All in all this the epitome of what music can be in the Boston area when not preoccupied with career fears and the dead weight of orthodoxy and I'm thrilled it somehow saw the light of day. Would there were more of it.

Sunday, February 25, 2007

Jazz and "World Music".

There is a wonderful continuity between jazz and the many planetary traditional musics.
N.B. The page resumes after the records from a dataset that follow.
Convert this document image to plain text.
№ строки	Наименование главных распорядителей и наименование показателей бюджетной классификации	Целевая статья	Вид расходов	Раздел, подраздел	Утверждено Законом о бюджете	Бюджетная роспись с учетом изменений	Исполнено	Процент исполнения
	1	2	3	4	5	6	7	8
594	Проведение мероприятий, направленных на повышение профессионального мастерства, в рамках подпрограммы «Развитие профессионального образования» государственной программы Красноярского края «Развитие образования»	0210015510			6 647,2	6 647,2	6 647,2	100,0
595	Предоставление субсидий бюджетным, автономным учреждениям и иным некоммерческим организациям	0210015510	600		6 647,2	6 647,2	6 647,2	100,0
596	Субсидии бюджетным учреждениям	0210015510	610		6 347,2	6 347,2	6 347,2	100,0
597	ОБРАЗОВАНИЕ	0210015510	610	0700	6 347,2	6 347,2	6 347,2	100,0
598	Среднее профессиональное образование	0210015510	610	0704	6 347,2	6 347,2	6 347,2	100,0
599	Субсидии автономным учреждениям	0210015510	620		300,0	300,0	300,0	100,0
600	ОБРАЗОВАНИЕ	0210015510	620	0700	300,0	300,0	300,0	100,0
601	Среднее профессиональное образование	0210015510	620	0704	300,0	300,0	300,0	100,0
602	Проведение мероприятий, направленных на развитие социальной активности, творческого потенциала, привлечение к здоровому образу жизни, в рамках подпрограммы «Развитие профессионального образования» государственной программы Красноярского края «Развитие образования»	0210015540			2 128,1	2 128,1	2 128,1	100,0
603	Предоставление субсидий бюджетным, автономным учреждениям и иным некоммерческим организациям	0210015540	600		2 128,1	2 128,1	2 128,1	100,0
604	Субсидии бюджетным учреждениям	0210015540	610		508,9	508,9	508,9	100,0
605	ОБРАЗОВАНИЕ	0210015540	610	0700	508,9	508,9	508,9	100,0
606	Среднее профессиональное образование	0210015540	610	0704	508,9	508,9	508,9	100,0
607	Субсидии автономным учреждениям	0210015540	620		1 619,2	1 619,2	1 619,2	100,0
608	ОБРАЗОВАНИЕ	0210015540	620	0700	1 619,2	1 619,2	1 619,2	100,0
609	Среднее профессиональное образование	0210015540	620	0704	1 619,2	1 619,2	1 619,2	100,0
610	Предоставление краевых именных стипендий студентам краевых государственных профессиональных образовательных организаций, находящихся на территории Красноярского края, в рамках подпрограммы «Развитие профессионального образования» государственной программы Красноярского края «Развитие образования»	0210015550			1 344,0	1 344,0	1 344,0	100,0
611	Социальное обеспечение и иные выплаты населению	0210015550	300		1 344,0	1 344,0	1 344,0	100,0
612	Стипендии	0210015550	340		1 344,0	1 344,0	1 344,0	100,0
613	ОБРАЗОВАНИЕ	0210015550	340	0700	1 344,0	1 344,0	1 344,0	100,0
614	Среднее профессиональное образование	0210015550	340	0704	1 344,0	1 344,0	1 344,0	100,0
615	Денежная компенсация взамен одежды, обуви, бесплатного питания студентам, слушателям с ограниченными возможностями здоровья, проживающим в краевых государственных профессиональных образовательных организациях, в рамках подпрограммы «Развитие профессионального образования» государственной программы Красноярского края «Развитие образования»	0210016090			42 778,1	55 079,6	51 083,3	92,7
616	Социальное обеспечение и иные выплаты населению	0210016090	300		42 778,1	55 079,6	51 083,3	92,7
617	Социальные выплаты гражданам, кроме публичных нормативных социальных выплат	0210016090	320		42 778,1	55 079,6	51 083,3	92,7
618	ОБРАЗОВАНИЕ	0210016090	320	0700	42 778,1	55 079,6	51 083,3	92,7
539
Both forms make extensive use of 'sound color' or timbre.

An aspiring jazz player will find many chances to extend technique by making sound allegories of the methods used around the world.

And more than the sounds themselves, the context of living close to nature as a particular form of reverence, is an essential commonality between this American and those long gone West Africans who yielded up their magic in a field recording decades ago.

If you look at instrument classes as phenotypes, and search for correlations between cultures and favored instruments, you make many stimulating discoveries about human inventiveness applied to sound shaping.

For example, microtonal double reed instruments were wildly popular in many Islamic cultures of the middle east, often in large mass ensembles.

The ancient pocket violin, the lira or kemence shows up in various forms along the line of Alexander the Greats march toward India.

The cultures of South East Asia near the Indonesian archipelago have many varying kinds of Gong ensembles from the Gamelan of Java and Bali to the Kolintan groups of the southern Philippines.

The Andean Cordillera is home to a number of flutes and panpipes. Mexico has many regions where huge harps, once used as a substitute for organs in church music, are now common in folkloric groups from Veracruz to Oaxaca.

It could be suggested that much of the inventiveness in jazz is part of a search to make a bridge to the homelands through these sonic allegories.

Iconoclastic Jazz.

The so called 'Avante Garde' 'Out' or 'Free' jazz really grew from a deliberate attempt to move to a more African based aesthetic and away from mastery of Euro based values prevalent in the earlier, 'Common Practice' phase usually broken into 'the Swing era, various forms of 'Bop' and also called 'Mainstream'.

There were a tremendous variety of approaches to Iconoclastic Jazz, often rooted in a particular community of origin. Thus there was one approach among native born New Yorkers, another from Midwesterners such as the AACM in Chicago or the BAG from St. Louis and then there was another from L.A.

As circumstances eventually drove artists from all these far flung communities to New York, a gateway to work overseas, some blending occurred.

To my mind, a most significant element of this profoundly diverse period was a commonly held belief that method should be subordinate to purposeful expression and , in the most compelling instances, the expression intends to be a deep union with the mysteries of the natural world and a capacity for allegory through sound.

This is often the meta intent of the most compelling work and the great wealth of technique extension on nearly every facet of sound craft is almost a happy bonus to the real core value of the work.

And that sense of reverence for the natural world, that readiness to embrace the mysteries and that readiness to live a disciplined uncompromised life despite the added weight of challenge it puts on shoulders will always, to my mind mark the idiom at its very best.